Now, new research into pomegranate cultivation in dry conditions is lending credence to an old idea: that less water could mean better fruit.
While pomegranate orchards barely covered 2,000 acres in the 1970s, now more than 30,000 acres are devoted to pomegranate cultivation in California.
To produce large, ruby-red, juicy fruit, all those orchards use plenty of water. But do they need all that water? It's a question being asked by Tiziana Centofanti. She's a research scientist looking into irrigation technology at a USDA lab in Parlier, California.
"Pomegranates are considered drought-tolerant," she said.
"They are grown throughout the Mediterranean … and Israel … where in many cases, they are only rain-fed. And there is very little rain over there."

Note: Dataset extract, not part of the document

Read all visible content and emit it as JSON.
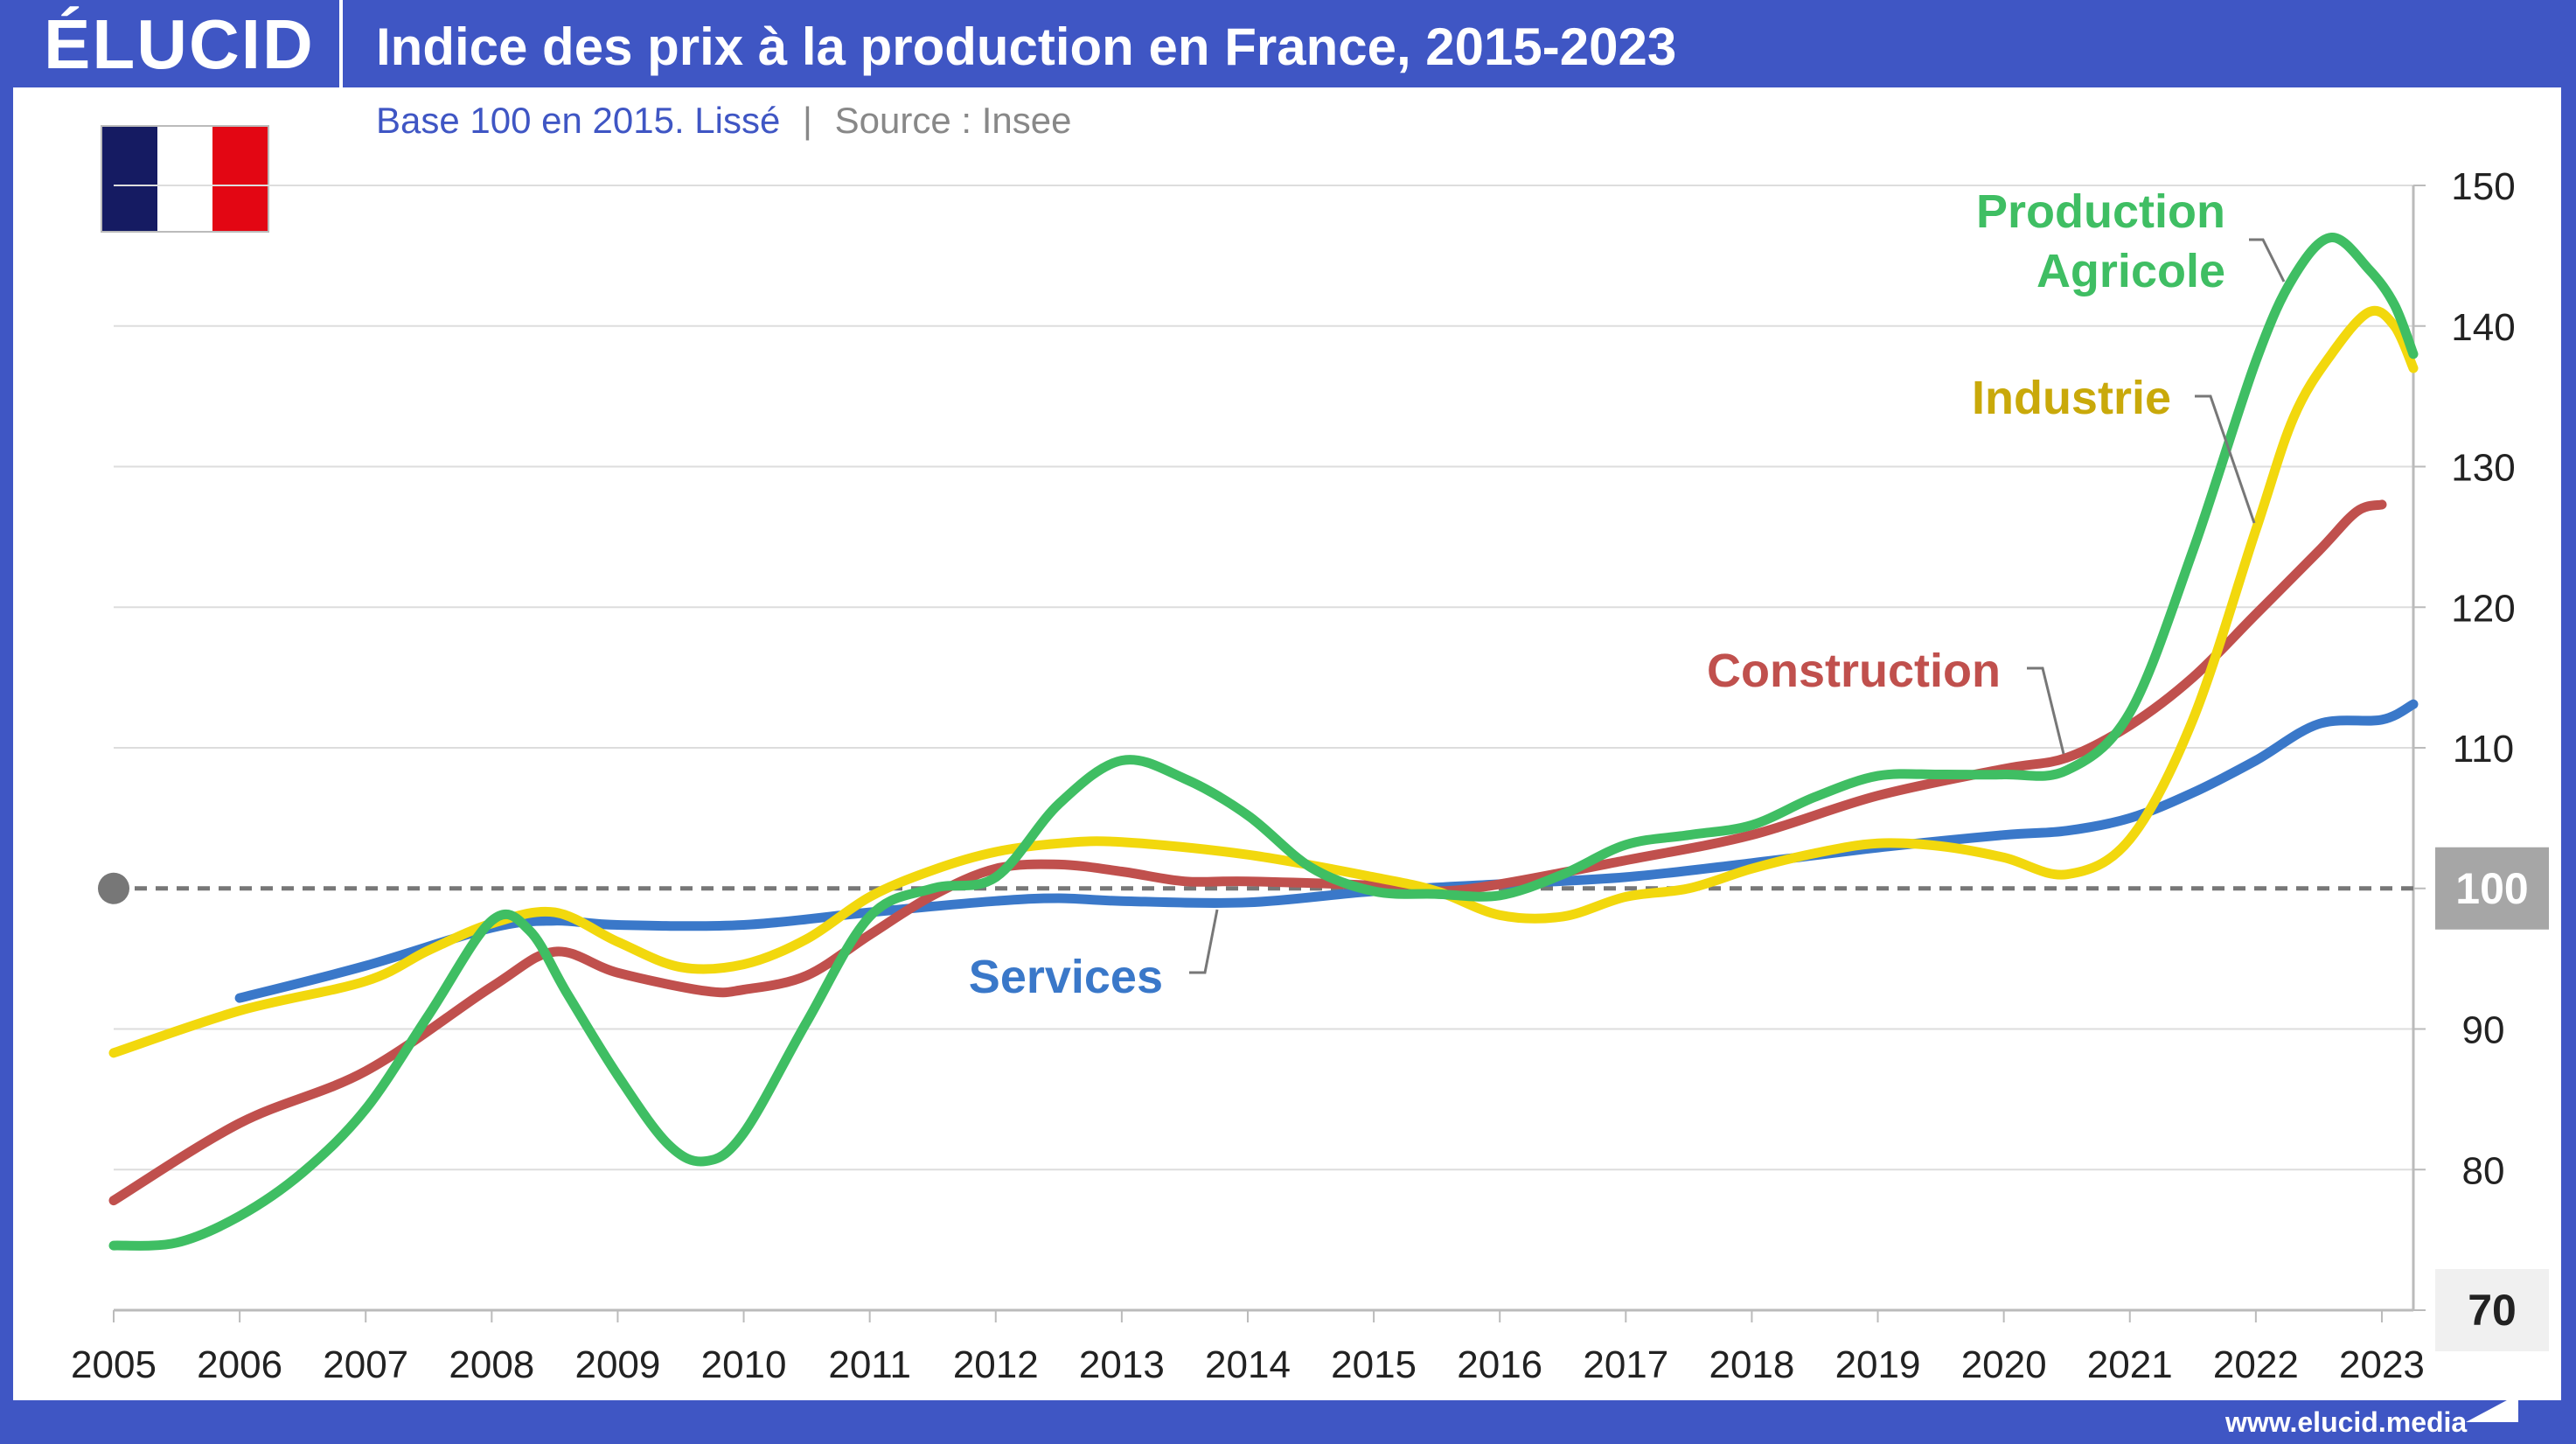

But in California, pomegranates, like a lot of fruit, are grown with plenty of irrigation. The result is the big, shiny pomegranates we've come to expect.
In Cenofanti's experiments, reducing the water by 30 to 50 per cent produces a similar fruit, but it may be smaller and sometimes cracked.
Centofanti said the smaller, less attractive fruit tastes better in many cases, and early results even show stressed plants may produce fruit with higher antioxidant content.
"I think the American market is very oriented to very big fruit," she explained. "So the farmers have to produce that kind of fruit and therefore they have to irrigate and fertilize very heavily."
The idea that drought conditions and stressed-out plants produce better fruit is not new. Wine growers, for example, stood by the principle for generations.
In the case of pomegranates, the biggest challenge may be convincing consumers to actually buy smaller, sometimes uglier, fruit that might taste better.